Reducing expression of clk1 (known as Mclk1 in mice) is one of the few known single-gene alterations that can slow aging enough to extend life in mice by as much as 30%. First impressions were that it works by altering mitochondrial function - and regular readers will know by now that mitochondria and the the pace of their self-inflicted damage is very important in aging and longevity. There is some debate as to how exactly this works in the case of clk-1, however, as the way in which it changes metabolic processes isn't self-evidently beneficial given what is known today. A fair amount of wading through complexity to gain a better understanding of mammalian biochemistry still needs to happen.

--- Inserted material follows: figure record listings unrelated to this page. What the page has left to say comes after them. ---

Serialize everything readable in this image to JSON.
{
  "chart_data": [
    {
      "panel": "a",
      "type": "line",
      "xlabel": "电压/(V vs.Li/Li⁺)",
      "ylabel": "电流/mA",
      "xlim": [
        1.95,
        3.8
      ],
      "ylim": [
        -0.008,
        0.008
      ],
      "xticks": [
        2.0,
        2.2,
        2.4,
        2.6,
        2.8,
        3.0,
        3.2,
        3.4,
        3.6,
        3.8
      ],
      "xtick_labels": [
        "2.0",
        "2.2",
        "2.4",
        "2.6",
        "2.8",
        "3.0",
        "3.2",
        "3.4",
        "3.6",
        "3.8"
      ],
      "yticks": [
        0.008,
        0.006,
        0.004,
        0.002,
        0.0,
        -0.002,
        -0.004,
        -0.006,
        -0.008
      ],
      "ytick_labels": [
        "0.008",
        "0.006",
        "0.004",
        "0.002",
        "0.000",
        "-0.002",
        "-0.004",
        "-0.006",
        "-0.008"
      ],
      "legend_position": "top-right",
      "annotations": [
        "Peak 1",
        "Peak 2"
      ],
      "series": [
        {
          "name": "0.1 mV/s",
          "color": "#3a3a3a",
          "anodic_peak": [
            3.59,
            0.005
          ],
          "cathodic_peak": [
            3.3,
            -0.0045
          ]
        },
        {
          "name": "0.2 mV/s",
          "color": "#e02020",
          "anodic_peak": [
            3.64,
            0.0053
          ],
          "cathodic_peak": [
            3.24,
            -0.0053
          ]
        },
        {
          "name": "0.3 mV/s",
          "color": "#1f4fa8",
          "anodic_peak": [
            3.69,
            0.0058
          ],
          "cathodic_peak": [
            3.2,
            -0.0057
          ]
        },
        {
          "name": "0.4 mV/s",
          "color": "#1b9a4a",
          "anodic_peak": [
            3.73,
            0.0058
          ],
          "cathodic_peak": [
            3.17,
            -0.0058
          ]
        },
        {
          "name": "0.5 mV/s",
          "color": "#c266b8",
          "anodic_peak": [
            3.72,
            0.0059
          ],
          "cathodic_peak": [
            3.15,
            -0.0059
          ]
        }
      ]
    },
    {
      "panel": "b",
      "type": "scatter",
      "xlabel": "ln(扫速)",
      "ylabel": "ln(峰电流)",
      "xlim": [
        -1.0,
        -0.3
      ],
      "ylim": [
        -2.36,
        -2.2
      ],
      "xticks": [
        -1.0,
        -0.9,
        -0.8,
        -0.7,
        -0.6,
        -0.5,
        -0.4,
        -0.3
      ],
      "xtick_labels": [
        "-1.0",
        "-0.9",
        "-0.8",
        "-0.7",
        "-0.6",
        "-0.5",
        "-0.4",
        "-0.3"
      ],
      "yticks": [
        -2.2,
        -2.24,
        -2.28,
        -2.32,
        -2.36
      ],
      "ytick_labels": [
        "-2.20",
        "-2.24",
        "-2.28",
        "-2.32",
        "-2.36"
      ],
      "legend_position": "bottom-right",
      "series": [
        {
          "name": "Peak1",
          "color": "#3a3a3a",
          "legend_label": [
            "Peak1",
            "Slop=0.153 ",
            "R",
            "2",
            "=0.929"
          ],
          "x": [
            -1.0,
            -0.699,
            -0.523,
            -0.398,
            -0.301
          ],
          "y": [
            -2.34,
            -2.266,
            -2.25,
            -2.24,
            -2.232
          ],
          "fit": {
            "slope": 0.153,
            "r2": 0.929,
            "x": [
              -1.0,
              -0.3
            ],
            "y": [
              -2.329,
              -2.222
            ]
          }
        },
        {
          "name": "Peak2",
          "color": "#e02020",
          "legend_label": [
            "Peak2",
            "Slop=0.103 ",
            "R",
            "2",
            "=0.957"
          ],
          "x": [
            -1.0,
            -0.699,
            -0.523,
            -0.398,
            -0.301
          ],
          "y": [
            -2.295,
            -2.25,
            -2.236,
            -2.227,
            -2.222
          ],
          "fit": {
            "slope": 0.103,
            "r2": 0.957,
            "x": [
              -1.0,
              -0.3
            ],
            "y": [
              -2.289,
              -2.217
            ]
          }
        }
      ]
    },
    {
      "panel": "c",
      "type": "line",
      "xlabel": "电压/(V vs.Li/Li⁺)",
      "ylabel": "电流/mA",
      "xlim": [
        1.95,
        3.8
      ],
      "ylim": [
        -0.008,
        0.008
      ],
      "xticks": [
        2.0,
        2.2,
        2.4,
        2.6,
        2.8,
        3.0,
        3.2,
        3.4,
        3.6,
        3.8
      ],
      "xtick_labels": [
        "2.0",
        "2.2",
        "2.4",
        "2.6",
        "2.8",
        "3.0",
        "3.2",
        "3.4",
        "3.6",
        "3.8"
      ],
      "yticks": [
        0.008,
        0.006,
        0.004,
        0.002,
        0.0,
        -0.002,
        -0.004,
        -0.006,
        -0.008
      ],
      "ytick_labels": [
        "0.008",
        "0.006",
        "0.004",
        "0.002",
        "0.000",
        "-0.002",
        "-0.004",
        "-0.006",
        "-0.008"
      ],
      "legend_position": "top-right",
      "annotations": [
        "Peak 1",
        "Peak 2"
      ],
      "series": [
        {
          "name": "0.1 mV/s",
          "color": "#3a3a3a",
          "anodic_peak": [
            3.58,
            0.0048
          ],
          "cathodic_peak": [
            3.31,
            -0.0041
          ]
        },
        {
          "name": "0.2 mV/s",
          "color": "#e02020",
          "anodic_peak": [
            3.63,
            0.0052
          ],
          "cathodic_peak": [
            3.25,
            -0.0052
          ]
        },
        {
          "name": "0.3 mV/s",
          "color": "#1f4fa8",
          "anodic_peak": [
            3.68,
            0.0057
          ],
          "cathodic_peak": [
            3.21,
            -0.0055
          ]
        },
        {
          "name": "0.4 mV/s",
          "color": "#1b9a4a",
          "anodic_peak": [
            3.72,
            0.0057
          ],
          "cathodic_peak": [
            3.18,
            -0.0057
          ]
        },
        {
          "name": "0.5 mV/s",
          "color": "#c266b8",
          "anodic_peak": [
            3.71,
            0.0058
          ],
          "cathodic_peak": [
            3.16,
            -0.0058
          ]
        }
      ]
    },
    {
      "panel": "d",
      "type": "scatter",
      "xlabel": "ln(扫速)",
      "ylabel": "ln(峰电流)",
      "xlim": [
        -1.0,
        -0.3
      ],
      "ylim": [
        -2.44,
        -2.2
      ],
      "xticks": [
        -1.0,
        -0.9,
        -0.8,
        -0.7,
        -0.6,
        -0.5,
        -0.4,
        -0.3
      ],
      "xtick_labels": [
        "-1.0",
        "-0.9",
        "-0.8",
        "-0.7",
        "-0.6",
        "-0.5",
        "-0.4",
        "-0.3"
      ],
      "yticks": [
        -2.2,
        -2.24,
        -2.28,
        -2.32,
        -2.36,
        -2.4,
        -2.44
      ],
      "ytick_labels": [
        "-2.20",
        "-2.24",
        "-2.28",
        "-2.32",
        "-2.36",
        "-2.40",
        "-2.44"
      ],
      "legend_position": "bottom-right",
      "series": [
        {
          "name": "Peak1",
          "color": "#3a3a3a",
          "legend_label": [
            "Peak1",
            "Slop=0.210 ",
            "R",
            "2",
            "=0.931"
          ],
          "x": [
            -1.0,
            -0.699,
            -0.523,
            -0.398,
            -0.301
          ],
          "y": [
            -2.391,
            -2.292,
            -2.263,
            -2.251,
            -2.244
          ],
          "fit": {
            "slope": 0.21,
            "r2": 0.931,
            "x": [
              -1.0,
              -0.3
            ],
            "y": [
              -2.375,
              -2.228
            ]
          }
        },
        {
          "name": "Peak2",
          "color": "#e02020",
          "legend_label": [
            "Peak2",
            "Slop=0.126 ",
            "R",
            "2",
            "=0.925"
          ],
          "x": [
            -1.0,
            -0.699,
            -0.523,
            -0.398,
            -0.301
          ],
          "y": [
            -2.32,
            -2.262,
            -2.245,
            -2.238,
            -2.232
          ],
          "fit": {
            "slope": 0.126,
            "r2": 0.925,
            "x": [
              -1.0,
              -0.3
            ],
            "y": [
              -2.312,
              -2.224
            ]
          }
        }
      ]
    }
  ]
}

Few single gene alterations change only one thing, and clk-1 reduction has all sorts of other knock-on effects in metabolism and biological systems. Researchers here are working their way through what it does to the immune system, and how that might be beneficial even though it doesn't at first look that way:
The immune response is essential for survival by destroying microorganisms and pre-cancerous cells. However, inflammation, one aspect of this response, can result in short- and long-term deleterious side-effects. Mclk1+/− mutant mice can be long-lived despite displaying a hair-trigger inflammatory response and chronically activated macrophages as a result of high mitochondrial [reactive oxygen species] generation. Here we ask whether this phenotype is beneficial or simply tolerated.
We used models of infection [and] found that Mclk1+/− mutants mount a stronger immune response, control bacterial proliferation better, and are resistant to cell and tissue damage resulting from the response, including fibrosis and types of oxidative damage that are considered to be biomarkers of aging. Moreover, these same types of tissue damage were found to be low in untreated 23 months-old mutants. ... Mclk1+/− mutants thus display an association of an enhanced immune response with partial protection from age-dependent processes and from pathologies similar to those that are found with increased frequency during the aging process. This suggests that the immune phenotype of these mutants might contribute to their longevity. We discuss how these findings suggest a broader view of how the immune response might impact the aging process.